In Zanu-PF, Mnangagwa and Chiwenga clashed over the appointment of a political commissar, with the Zanu-PF leader initially choosing war veteran Victor Matemadanda over Lieutenant-General Engelbert Rugeje before the decision was overturned by the former military bigman.
Rugeje was later removed from the post and in came Matemadanda who was later posted to Mozambique as ambassador. Tensions were escalated by the White City Stadium grenade blast in June 2018, with the Mnangagwa camp alleging it was a plot by the rival camp to assassinate the President.

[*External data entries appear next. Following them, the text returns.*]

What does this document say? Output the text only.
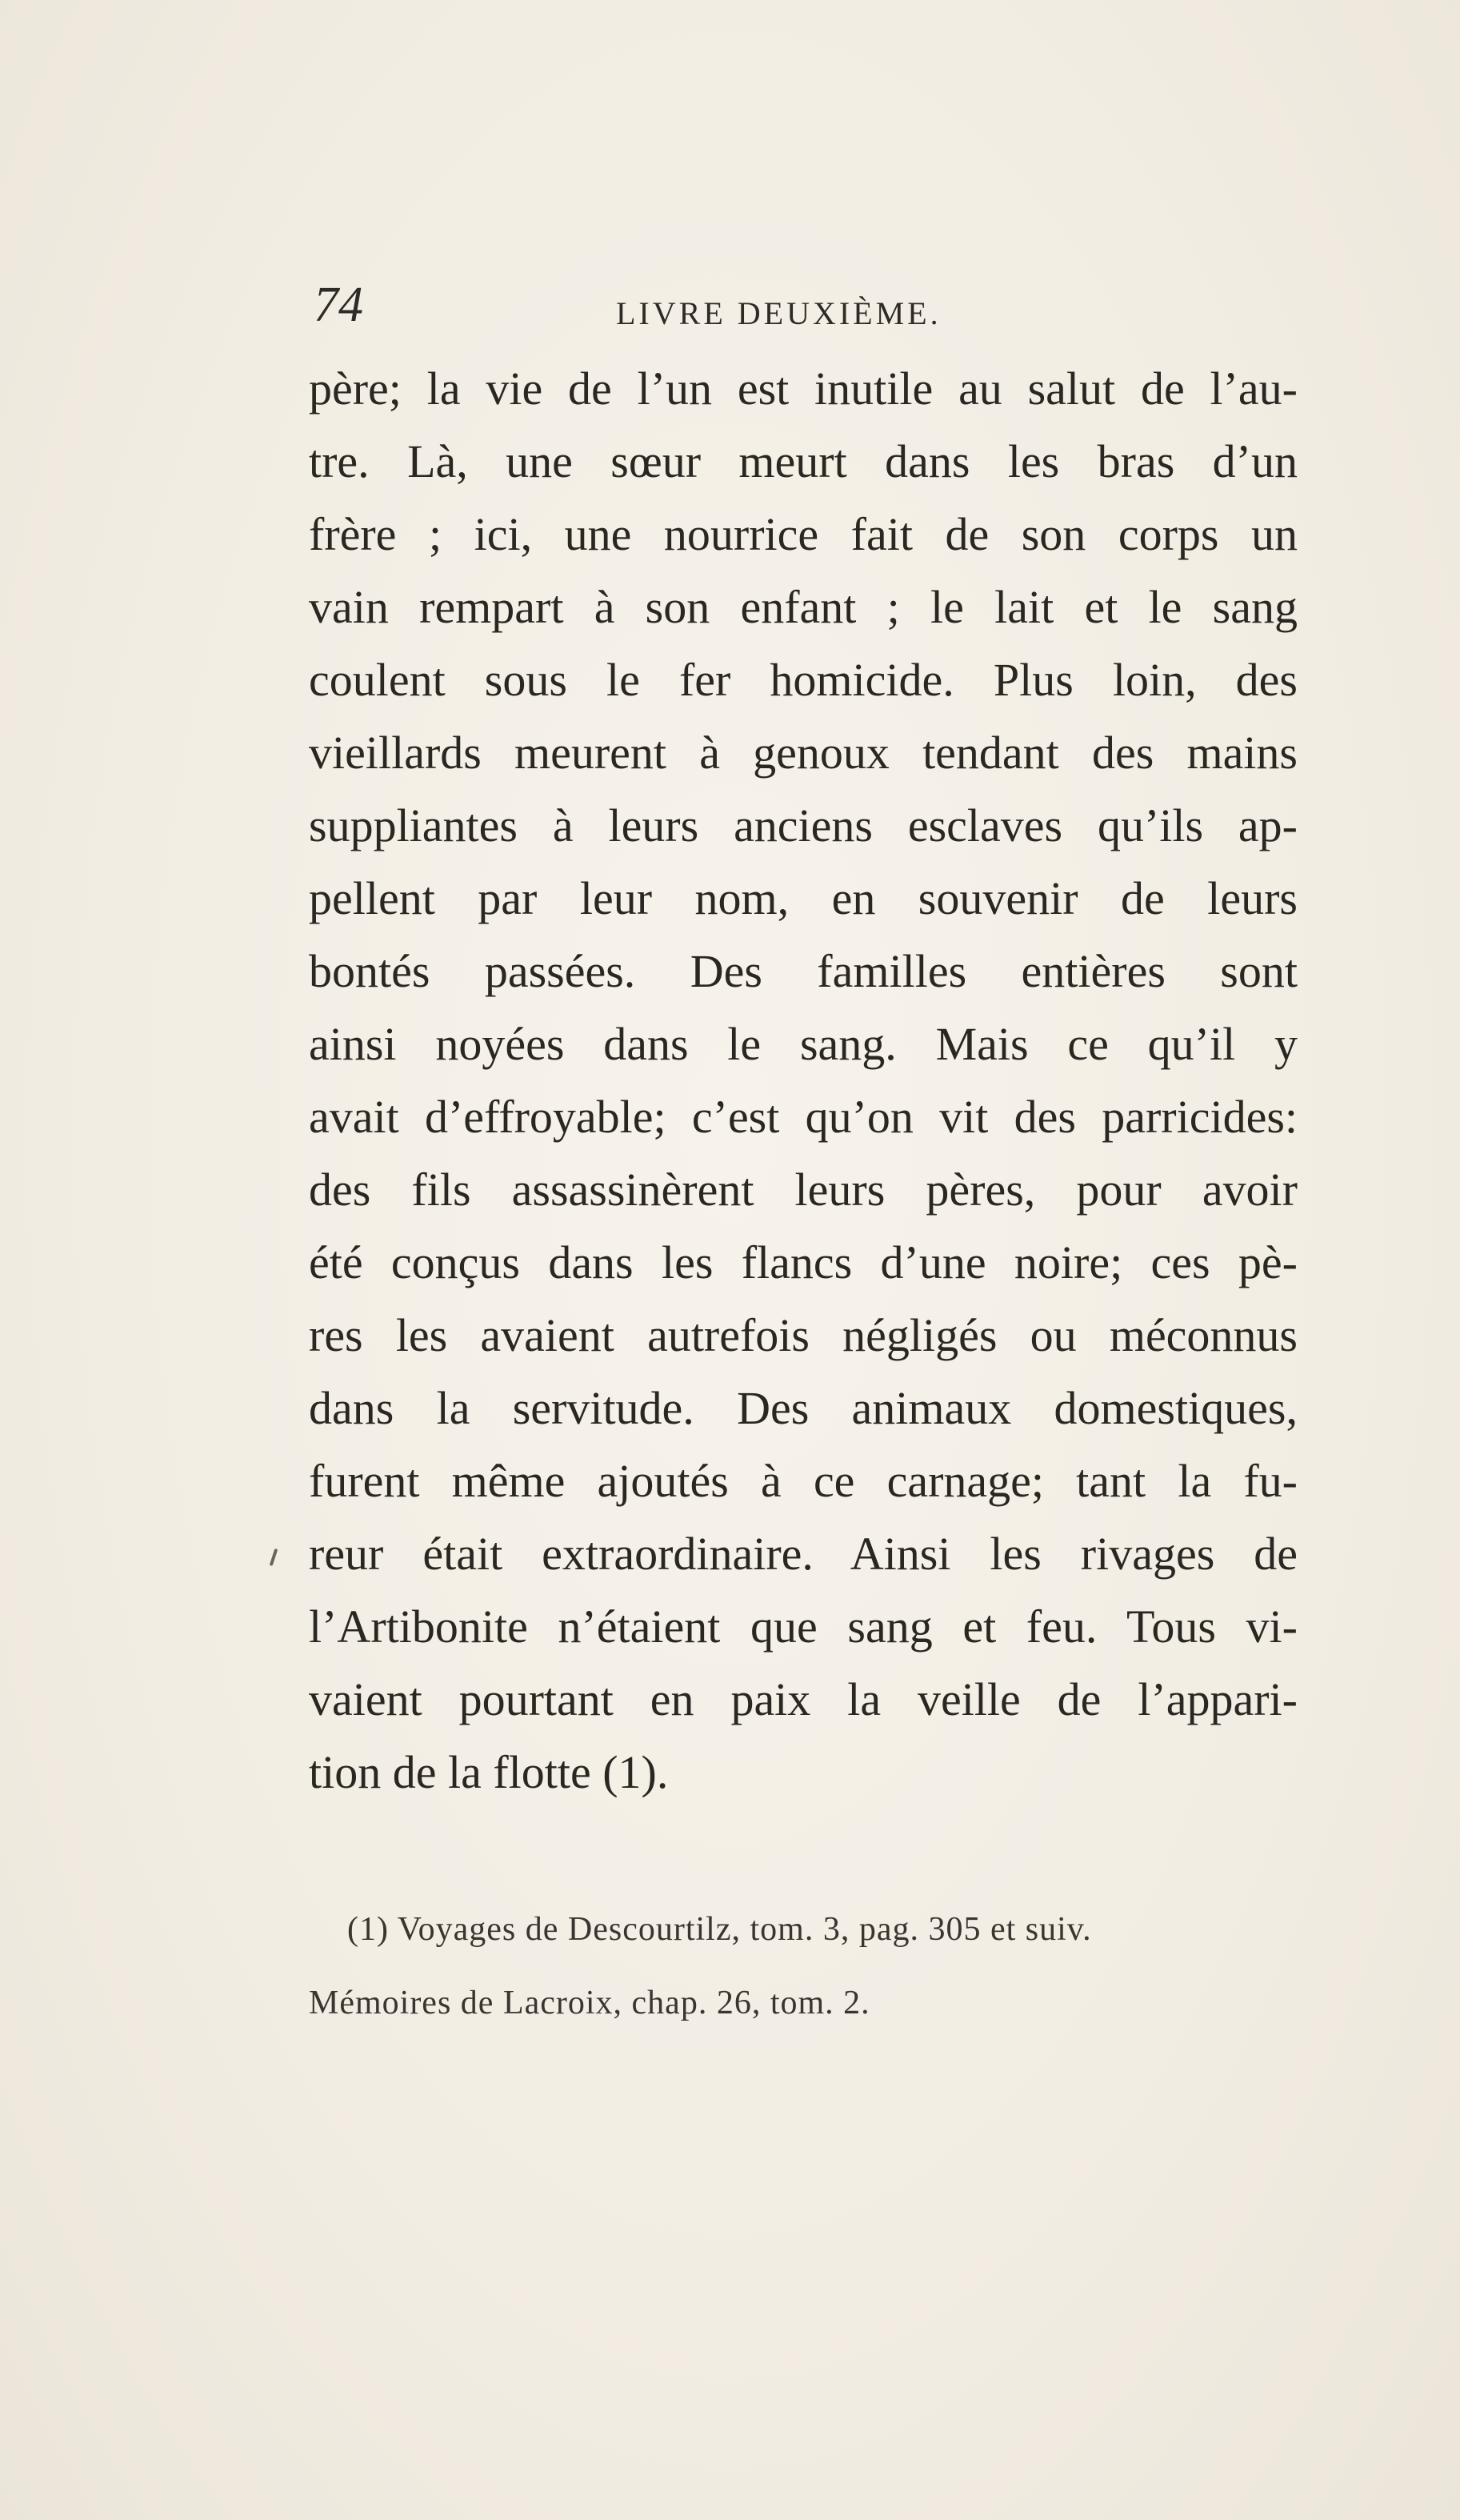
74	LIVRE DEUXIÈME.
père; la vie de l’un est inutile au salut de l’au-
tre. Là, une sœur meurt dans les bras d’un
frère ; ici, une nourrice fait de son corps un
vain rempart à son enfant ; le lait et le sang
coulent sous le fer homicide. Plus loin, des
vieillards meurent à genoux tendant des mains
suppliantes à leurs anciens esclaves qu’ils ap-
pellent par leur nom, en souvenir de leurs
bontés passées. Des familles entières sont
ainsi noyées dans le sang. Mais ce qu’il y
avait d’effroyable; c’est qu’on vit des parricides:
des fils assassinèrent leurs pères, pour avoir
été conçus dans les flancs d’une noire; ces pè-
res les avaient autrefois négligés ou méconnus
dans la servitude. Des animaux domestiques,
furent même ajoutés à ce carnage; tant la fu-
reur était extraordinaire. Ainsi les rivages de
l’Artibonite n’étaient que sang et feu. Tous vi-
vaient pourtant en paix la veille de l’appari-
tion de la flotte (1).
(1) Voyages de Descourtilz, tom. 3, pag. 305 et suiv.
Mémoires de Lacroix, chap. 26, tom. 2.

Mnangagwa also took advantage of Chiwenga’s health woes that saw him spend a long time in South African, Indian and Chinese hospitals, to purge the former military general’s loyalists in government, Zanu-PF and the armed forces, severely weakening him in the process.
Health issues also dealt Chiwenga a heavy blow as Covid-19 took the lives of Foreign Affairs minister Sibusiso Busi Moyo, Agriculture minister Perrance Shiri and former Prisons boss Paradzai Zimhondi, who all were key allies of Chiwenga.
Mnangagwa took advantage of the gaps to appoint his own loyalists with Fredrick Shava taking over as Foreign Affairs minister while his other ally Anxious Masuka took over the Agriculture post to replace Shiri despite calls by Chiwenga to have a person with a military background taking over.
After the coup, Mnangagwa unleashed a wave of purges in the military, police and Central Intelligence Organisation targeting Mugabe and former first lady Grace Mugabe’s allies, before going for Chiwenga’s loyalists, including Sanyatwe, former Zimbabwe National Army chief of staff retired Lieutenant-General Douglas Nyikayaramba, who was chief of staff responsible for service personnel and logistics.
Nyikayaramba also succumbed to Covid-19. Among Mnangagwa’s strategies was to appoint mainly his ethnic Karanga homeboys, mostly from the Midlands and Masvingo provinces, into key positions in the security sector, as part of a power consolidation strategy.